P. S. Petraitis and S. R. Dudgeon. 2015. Variation in recruitment and the establishment of alternative community states. Ecology 96:3186–3196.

Appendix B. Description of Burnham and Anderson’s approach for multimodel inference.

Burnham and Anderson’s (2002) approach relies on AIC differences, Akaike weights and evidence ratios to evaluate a group of competing models. AIC difference or Δi is the Akaike Information Criteria (AIC) for the ith model minus smallest AIC; this is a relative measure and models with Δi < 2 have substantial support. Akaike weights, wi, are the relative likelihood that the ith model is the best supported model given the data and the specified group of competing models. By definition, Δi = 0 for the best supported model and Σwi =1. Evidence ratio is the comparison of two competing models and is wi / wj. This gives the relative odds of one model against another.
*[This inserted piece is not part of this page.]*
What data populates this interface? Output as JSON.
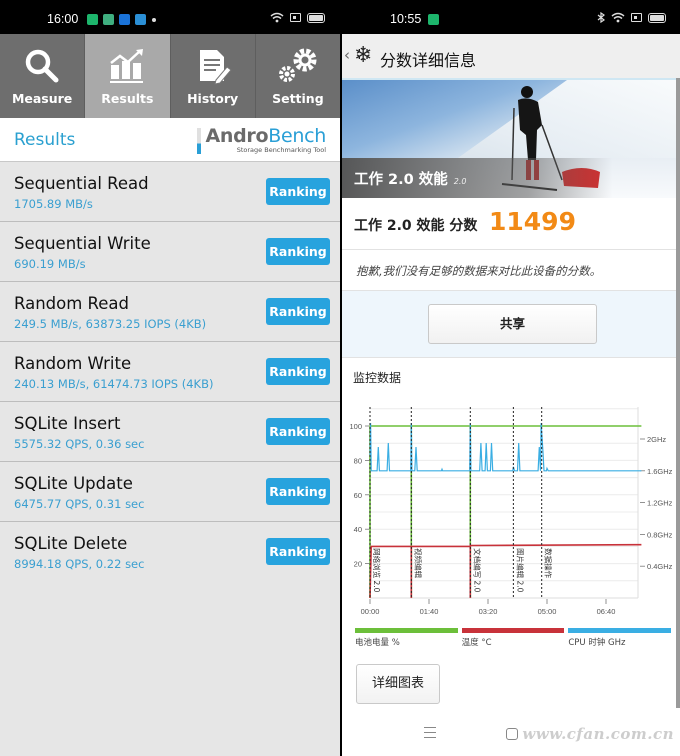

For example, a ratio of six would suggest model i is six times more likely to be the best model than model j. Ideally, one would like to find a single model for which Δi < 2 and all evidence ratios are much larger than 1. In practice, usually a subset of models are equally plausible and when this occurred, we used model averaging in which calculation of the average parameter estimate is weighted by wi.

 Literature cited

Burnham, K. P., and D. R. Anderson. 2002. Model Selection and Multi-Model Inference: A Practical Information-Theoretic Approach. Second edition. Springer.